Reentry Vehicle Constrained Trajectory Optimization

Abstract

Generation of optimal trajectories for hypersonic reentry vehicles satisfying both boundary conditions and path constraints is a challenging job. In this research, Gauss pseudospectral method is used to solve trajectory optimization problems. An optimization implementation named Easy Gauss pseudospectral method (EGPM) is developed. During the optimization process, most common constraints are considered, such as heating rate constraint, dynamic pressure constraint, aerodynamic load constraint and geographic constraints, including waypoint and no-fly zone constraints.

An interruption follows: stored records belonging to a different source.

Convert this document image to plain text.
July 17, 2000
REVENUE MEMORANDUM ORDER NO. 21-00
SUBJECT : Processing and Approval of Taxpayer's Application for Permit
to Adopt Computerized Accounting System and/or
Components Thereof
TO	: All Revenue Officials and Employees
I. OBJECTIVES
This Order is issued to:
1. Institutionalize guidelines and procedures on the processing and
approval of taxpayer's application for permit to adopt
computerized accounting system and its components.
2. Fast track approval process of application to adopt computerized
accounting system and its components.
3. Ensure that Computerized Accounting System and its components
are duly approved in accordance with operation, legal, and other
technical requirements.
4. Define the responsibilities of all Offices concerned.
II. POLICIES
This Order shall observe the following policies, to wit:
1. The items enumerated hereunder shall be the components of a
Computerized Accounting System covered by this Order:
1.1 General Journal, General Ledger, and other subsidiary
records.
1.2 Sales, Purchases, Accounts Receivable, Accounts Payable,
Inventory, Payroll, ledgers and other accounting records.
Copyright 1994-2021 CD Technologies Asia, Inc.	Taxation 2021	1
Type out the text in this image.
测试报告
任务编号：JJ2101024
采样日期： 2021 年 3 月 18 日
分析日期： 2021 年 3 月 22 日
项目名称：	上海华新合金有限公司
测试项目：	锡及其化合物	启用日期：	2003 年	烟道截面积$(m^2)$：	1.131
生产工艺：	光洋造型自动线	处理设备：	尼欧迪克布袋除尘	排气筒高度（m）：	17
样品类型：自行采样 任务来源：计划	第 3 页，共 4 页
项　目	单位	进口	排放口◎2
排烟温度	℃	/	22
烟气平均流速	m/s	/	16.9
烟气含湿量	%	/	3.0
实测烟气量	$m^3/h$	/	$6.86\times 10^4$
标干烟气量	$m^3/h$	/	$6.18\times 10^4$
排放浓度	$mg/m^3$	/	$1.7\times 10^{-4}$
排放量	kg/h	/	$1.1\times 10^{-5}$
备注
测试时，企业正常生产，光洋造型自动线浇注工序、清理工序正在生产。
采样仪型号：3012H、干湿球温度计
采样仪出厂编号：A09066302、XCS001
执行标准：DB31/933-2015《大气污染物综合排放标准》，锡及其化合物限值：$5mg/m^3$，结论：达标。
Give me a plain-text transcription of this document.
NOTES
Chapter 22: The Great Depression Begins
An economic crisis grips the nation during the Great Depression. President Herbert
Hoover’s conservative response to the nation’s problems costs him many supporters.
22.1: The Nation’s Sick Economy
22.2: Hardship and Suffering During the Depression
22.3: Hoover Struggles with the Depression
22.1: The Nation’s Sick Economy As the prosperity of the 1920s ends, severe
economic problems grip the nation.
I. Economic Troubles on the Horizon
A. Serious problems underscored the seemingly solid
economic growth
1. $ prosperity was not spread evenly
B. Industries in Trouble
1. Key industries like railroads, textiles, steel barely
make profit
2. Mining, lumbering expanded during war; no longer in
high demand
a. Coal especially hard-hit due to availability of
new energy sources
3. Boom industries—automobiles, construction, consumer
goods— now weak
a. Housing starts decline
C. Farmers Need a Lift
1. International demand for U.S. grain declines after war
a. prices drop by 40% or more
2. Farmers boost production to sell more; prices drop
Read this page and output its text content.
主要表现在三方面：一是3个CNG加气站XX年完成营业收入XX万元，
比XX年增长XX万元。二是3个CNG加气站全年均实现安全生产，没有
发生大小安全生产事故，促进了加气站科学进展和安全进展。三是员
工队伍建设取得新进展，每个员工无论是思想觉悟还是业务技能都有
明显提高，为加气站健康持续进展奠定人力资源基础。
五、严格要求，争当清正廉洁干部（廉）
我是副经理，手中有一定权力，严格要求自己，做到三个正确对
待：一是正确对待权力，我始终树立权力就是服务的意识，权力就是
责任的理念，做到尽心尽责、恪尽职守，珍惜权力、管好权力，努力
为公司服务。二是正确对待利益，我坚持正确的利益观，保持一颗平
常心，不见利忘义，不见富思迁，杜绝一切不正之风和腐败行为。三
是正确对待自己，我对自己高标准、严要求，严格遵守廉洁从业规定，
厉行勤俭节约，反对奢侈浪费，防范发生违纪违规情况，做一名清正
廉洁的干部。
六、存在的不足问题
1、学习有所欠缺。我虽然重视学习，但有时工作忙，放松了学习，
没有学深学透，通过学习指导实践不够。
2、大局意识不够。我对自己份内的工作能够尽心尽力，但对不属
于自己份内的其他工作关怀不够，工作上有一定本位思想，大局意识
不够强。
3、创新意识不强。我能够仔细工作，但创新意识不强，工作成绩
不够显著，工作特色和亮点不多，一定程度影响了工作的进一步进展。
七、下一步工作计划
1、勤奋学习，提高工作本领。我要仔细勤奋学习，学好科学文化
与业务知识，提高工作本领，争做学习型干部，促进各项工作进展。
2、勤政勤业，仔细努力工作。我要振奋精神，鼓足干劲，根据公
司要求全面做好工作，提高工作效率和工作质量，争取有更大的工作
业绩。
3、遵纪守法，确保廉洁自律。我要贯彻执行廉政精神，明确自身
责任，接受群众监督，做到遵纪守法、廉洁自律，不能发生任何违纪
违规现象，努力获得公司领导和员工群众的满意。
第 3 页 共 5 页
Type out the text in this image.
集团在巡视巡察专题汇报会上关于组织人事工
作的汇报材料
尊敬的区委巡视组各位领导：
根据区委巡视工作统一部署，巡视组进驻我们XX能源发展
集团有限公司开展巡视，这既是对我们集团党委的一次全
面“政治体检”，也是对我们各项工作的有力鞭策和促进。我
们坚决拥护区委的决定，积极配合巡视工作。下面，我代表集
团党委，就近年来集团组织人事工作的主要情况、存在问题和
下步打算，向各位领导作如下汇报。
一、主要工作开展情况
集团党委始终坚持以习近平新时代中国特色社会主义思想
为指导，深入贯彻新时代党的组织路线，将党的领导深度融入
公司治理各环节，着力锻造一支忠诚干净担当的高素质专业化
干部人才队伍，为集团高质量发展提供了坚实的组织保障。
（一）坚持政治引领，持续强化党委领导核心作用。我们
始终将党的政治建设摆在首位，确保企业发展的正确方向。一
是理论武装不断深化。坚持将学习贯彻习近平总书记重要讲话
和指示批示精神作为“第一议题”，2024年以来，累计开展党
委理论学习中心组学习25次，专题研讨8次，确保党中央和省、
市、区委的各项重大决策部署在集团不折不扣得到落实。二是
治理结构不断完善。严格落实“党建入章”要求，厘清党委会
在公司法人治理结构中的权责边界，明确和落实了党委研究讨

Two examples demonstrate the optimality of the optimization implementation EGPM. In the first example, the maximum downrange trajectory without path constraints is solved using EGPM and Gauss pseudospectral optimization software (GPOPS) respectively. Then the two results are compared and analyzed. After that, the maximum downrange trajectory imposed heating rate, dynamic pressure, and aerodynamic load constraints was optimized using EGPM. The second example generates a multi-phase trajectory satisfying waypoint and no-fly zone constraints. To keep the trajectory smooth, an improved quasi-equilibrium glide condition (IQEGC) is enforced in the example. The modified Common Aero Vehicle (CAV) data are used to support the two examples.